2008 IIHF European Champions Cup

Tournament details
- Host country: Russia
- Venue: 1 (in 1 host city)
- Dates: January 10 - January 13
- Teams: 6

Final positions
- Champions: Metallurg Magnitogorsk (1st title)
- Runners-up: HC Sparta Prague

Tournament statistics
- Games played: 7
- Goals scored: 36 (5.14 per game)
- Attendance: 25,580 (3,654 per game)
- Scoring leader: Tomáš Netík (7 points)

Awards
- MVP: Vitali Atyushov

= 2008 IIHF European Champions Cup =

The 2008 IIHF European Champions Cup was the fourth and the last edition of IIHF European Champions Cup.
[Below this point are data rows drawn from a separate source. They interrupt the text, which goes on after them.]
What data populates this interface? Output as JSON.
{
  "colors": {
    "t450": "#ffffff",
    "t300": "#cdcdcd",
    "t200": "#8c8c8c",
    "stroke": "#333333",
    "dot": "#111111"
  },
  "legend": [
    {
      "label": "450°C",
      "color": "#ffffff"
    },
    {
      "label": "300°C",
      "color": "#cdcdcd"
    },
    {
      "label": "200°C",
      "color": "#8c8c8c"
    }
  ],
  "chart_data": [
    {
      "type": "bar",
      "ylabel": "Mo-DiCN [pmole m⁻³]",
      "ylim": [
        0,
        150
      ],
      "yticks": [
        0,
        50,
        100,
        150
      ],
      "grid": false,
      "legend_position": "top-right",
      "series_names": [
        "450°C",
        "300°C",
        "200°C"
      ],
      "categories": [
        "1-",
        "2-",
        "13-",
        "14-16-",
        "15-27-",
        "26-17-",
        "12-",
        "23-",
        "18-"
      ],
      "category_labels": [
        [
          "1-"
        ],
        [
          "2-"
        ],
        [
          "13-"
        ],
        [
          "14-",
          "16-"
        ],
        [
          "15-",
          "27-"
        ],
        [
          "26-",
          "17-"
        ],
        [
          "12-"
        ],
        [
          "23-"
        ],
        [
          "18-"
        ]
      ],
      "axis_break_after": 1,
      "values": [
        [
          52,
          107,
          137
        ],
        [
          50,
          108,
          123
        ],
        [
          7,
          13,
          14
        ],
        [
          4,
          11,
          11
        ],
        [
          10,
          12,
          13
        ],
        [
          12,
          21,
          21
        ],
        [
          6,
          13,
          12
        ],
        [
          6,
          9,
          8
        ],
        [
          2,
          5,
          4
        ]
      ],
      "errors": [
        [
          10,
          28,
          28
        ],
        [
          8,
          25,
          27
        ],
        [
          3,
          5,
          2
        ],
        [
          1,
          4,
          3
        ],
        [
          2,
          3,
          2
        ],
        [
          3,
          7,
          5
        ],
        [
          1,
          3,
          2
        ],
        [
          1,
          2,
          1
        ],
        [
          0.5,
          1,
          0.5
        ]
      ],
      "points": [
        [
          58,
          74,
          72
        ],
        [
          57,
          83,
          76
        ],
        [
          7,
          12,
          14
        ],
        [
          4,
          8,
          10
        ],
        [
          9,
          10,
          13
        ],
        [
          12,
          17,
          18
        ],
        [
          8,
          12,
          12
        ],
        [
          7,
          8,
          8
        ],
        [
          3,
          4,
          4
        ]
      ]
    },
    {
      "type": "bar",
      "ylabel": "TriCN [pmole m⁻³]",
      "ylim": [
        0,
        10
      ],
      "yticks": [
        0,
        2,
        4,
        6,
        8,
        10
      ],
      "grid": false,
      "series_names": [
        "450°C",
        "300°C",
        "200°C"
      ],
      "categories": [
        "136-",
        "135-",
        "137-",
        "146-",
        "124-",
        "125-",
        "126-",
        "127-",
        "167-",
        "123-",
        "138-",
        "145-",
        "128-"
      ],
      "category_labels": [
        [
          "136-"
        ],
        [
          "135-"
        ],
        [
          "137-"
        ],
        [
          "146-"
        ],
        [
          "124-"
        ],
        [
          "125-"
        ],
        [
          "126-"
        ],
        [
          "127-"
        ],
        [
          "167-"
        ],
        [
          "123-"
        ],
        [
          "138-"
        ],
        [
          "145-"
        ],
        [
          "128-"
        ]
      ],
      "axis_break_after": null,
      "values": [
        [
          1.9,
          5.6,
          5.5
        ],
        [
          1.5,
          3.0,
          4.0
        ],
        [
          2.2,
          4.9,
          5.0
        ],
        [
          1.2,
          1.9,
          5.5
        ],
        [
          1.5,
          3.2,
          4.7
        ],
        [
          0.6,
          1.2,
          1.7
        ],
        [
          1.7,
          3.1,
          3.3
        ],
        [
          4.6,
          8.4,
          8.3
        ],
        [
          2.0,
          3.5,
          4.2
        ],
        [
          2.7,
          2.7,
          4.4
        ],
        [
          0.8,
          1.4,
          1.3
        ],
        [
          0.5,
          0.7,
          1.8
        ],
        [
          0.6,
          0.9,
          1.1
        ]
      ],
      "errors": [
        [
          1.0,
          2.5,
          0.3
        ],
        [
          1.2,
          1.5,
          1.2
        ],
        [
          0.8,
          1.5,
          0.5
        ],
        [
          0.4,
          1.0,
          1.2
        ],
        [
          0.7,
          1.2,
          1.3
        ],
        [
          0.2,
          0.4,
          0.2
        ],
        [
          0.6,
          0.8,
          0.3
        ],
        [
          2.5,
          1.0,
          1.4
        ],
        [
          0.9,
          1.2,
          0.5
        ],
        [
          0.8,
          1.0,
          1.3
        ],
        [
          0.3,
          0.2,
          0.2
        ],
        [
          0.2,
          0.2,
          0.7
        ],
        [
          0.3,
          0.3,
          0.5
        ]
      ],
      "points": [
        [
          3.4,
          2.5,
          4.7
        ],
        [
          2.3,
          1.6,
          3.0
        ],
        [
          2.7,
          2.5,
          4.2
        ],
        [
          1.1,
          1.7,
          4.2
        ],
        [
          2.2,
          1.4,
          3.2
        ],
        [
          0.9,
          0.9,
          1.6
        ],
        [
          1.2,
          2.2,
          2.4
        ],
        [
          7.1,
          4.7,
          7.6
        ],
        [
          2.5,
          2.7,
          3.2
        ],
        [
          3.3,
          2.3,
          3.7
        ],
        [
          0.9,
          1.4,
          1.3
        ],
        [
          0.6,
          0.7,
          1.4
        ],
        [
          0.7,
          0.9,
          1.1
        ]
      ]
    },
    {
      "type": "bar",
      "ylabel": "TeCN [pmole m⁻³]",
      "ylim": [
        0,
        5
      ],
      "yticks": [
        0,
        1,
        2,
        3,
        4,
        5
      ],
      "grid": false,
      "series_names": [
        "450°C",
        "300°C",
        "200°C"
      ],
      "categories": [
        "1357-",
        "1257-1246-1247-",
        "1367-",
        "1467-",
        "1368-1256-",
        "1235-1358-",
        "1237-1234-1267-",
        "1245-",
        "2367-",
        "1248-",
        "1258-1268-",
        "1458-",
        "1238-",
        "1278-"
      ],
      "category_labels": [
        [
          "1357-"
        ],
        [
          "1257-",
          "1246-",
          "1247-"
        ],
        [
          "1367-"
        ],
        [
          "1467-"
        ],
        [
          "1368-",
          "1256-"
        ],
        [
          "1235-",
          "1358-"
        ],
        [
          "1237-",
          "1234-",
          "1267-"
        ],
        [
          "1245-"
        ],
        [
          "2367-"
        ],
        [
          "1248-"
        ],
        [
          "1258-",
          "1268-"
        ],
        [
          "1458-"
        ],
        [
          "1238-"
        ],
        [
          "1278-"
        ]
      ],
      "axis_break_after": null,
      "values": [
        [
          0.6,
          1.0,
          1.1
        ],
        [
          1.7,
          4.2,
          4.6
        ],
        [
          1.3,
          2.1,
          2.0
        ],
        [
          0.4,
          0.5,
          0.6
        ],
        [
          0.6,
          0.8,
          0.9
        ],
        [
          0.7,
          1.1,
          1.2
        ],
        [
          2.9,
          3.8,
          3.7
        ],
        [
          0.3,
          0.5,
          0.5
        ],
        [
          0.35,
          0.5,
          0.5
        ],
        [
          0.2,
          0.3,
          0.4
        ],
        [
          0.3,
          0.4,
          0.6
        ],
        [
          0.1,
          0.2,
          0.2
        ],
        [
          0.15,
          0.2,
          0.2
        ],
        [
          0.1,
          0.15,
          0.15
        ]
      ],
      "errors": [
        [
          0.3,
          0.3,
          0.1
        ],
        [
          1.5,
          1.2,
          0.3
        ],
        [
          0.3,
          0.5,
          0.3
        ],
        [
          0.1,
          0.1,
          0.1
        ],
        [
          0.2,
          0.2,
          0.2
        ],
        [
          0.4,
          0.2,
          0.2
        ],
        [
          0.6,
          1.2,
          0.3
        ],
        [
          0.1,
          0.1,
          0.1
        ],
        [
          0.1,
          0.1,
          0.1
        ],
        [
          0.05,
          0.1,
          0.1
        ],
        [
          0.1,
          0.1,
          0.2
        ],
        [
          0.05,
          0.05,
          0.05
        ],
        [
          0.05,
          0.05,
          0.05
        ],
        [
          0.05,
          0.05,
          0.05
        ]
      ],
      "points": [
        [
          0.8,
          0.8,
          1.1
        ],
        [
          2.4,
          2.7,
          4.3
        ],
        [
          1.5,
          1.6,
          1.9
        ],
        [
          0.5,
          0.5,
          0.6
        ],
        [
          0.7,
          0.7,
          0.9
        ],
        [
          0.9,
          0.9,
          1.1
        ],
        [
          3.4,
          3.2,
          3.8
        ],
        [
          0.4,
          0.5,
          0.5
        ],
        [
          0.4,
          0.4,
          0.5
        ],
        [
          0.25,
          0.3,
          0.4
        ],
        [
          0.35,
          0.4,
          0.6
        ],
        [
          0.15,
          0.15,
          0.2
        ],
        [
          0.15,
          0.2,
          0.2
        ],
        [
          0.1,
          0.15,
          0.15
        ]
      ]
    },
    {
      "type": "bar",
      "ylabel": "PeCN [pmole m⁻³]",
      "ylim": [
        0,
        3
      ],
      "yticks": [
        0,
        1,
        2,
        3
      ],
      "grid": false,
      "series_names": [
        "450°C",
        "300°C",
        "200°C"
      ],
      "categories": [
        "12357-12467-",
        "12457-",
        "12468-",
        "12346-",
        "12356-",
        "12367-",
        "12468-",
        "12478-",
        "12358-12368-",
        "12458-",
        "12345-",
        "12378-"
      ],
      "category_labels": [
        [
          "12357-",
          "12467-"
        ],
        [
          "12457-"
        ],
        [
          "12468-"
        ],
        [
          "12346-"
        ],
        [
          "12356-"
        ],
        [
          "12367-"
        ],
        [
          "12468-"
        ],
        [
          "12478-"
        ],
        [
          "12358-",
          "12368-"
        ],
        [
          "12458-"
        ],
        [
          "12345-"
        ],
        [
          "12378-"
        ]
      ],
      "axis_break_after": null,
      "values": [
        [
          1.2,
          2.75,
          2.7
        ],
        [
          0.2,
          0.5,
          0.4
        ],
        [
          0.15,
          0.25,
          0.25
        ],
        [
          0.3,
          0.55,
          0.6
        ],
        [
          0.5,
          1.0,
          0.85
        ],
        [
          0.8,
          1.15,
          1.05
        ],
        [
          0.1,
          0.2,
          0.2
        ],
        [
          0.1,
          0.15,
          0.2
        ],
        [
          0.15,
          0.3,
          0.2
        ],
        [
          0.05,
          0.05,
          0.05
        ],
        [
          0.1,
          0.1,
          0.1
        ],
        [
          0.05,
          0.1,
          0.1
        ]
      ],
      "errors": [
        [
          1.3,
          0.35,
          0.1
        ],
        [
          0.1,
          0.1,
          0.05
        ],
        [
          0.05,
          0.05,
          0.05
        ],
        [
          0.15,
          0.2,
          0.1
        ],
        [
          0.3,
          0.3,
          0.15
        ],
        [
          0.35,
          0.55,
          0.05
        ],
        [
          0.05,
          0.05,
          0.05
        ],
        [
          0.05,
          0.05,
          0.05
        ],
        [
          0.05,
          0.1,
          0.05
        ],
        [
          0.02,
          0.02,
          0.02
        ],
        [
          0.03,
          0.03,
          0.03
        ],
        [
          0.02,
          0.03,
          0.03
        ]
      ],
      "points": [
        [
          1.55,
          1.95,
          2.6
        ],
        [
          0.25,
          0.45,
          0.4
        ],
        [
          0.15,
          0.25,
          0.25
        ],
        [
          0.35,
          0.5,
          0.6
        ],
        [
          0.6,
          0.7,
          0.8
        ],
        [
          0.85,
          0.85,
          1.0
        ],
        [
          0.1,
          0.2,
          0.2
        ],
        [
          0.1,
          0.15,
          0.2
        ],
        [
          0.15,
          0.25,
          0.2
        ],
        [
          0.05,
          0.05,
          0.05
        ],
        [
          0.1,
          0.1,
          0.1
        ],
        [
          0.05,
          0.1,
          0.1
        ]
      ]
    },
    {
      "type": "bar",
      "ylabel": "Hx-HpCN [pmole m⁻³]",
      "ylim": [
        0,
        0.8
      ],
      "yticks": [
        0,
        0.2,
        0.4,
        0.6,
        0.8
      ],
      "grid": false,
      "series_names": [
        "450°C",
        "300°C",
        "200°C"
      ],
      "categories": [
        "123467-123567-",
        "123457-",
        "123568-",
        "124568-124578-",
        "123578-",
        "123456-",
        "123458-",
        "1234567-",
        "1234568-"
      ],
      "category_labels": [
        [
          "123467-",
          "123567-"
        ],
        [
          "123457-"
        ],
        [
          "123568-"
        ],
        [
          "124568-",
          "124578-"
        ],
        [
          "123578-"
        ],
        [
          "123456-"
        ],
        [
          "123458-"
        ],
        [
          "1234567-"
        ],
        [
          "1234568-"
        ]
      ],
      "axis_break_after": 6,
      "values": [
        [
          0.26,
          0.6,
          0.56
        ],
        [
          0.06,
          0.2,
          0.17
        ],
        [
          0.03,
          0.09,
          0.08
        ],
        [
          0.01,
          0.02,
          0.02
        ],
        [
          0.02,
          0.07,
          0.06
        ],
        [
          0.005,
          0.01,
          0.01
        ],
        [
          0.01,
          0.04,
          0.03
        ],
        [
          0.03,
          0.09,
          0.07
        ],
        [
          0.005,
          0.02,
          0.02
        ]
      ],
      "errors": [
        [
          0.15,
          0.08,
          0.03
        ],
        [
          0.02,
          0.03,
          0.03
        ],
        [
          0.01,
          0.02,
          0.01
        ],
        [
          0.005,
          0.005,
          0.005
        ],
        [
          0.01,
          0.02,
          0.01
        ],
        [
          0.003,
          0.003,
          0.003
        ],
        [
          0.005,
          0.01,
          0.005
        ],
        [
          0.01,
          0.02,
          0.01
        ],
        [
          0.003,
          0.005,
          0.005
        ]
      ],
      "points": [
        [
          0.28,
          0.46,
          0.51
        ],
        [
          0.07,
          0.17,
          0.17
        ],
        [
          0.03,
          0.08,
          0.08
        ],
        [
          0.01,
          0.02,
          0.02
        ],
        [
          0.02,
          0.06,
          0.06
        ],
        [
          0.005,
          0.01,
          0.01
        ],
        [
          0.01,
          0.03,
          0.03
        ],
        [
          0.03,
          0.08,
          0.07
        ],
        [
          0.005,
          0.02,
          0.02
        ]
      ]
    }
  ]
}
It was held in Saint Petersburg at the Ice Palace arena, from January 10 to January 13. The champions of 2007 of the six strongest hockey nations of Europe participate: Metallurg Magnitogorsk (RUS), Modo Hockey (SWE), HC Slovan Bratislava (SVK), Kärpät (FIN), HC Sparta Prague (CZE), HC Davos (SUI).

Metallurg won its first European Champions Cup, and third European club championship following European Hockey League titles in 1999 and 2000.

==Group A==
- Ivan Hlinka Division

===Standings===

| Pos | Team | Pld | W | OTW | OTL | L | GF | GA | GD | Pts |
|---|---|---|---|---|---|---|---|---|---|---|
| 1 | HC Sparta Prague | 2 | 2 | 0 | 0 | 0 | 11 | 7 | +4 | 6 |
| 2 | Kärpät | 2 | 1 | 0 | 0 | 1 | 9 | 6 | +3 | 3 |
| 3 | HC Davos | 2 | 0 | 0 | 0 | 2 | 5 | 12 | −7 | 0 |

===Results===
All times local (CET/UTC +1)

==Group B==
- Alexander Ragulin Division

===Standings===

| Pos | Team | Pld | W | OTW | OTL | L | GF | GA | GD | Pts |
|---|---|---|---|---|---|---|---|---|---|---|
| 1 | Metallurg Magnitogorsk | 2 | 1 | 1 | 0 | 0 | 5 | 1 | +4 | 5 |
| 2 | HC Slovan Bratislava | 2 | 1 | 0 | 1 | 0 | 5 | 3 | +2 | 4 |
| 3 | Modo Hockey | 2 | 0 | 0 | 0 | 2 | 1 | 7 | −6 | 0 |

===Results===
All times local (CET/UTC +1)

==Gold medal game==
Metallurg Magnitogorsk qualified for the final of the European Champions Cup thanks to a shootout win against Slovan Bratislava. The Slovaks were close to a surprise but the Russians could overcome the hard-working opponent at the end of the game. Metallurg played HC Sparta Prague in Sunday’s gold medal game.